(urth) Random thoughts on AEG
Matthew Keeley
matthew.keeley.1 at gmail.com
Wed Oct 29 20:29:14 PDT 2008
On Wed, Oct 29, 2008 at 8:58 PM, Nigel Price <nigelaprice at talktalk.net> wrote:
>
> Yes, and we can include the awful faux English accent of King Kanoa, which
> reproduces the awfully mannered accents used by supposedly British
> characters in American films of the 30s and 40s.
>
> While we're on King Kanoa ("King Canoe"? King Canute?), there are a couple
> of spellings in AEG that had me wondering whether the book was either poorly
> proofread (like my posts!) or set in a parallel universe. King Kanoa refers
> to his school as "Eaton", when he presumably means "Eton", and earlier in
> the book, Gideon Chase quotes a poet he refers to as "Spencer", when he
> actually means Edmund Spenser. (Others have made the same mistake, including
> those who arranged his memorial in Westminster Abbey, if memory serves me
> right, but still, Wolfe should know it's Spenser with an S!)
>
>
> Nigel
Is the pulp being referenced exclusively American? King Kanoa's
English actually wouldn't be too out-of-place in some English novels.

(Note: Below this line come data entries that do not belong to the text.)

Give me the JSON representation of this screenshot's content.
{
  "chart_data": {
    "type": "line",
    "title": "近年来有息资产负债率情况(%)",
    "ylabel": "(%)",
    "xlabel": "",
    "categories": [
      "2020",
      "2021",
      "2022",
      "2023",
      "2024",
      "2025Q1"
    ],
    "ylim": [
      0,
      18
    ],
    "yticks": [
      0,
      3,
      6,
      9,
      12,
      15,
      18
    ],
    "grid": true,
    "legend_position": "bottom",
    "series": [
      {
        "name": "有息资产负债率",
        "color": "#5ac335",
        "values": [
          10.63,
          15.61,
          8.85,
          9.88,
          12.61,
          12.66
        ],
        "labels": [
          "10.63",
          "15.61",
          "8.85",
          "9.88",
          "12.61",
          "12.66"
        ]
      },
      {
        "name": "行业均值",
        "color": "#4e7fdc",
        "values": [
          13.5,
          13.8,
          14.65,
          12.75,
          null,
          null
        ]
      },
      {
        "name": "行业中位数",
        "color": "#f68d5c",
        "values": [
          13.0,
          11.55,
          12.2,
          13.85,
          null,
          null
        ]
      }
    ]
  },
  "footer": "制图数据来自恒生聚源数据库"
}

Consider Lord Peter Wimsey's parody / epitome of that sort of chatty
Brit in Dorothy Sayers' novels. Or the two cricket fans in Hitchcock's
film The Lady Vanishes (who reappear in some non-Hitchcock films).
>From a website on names for children:
The boy's name Kanoa \k(a)-noa\ is pronounced ka-NOH-ah. It is of
Hawaiian origin, and its meaning is "the free one."
I remember one interview where Wolfe discussed the importance of
freedom in AEG and how Gid may be "the most free of all."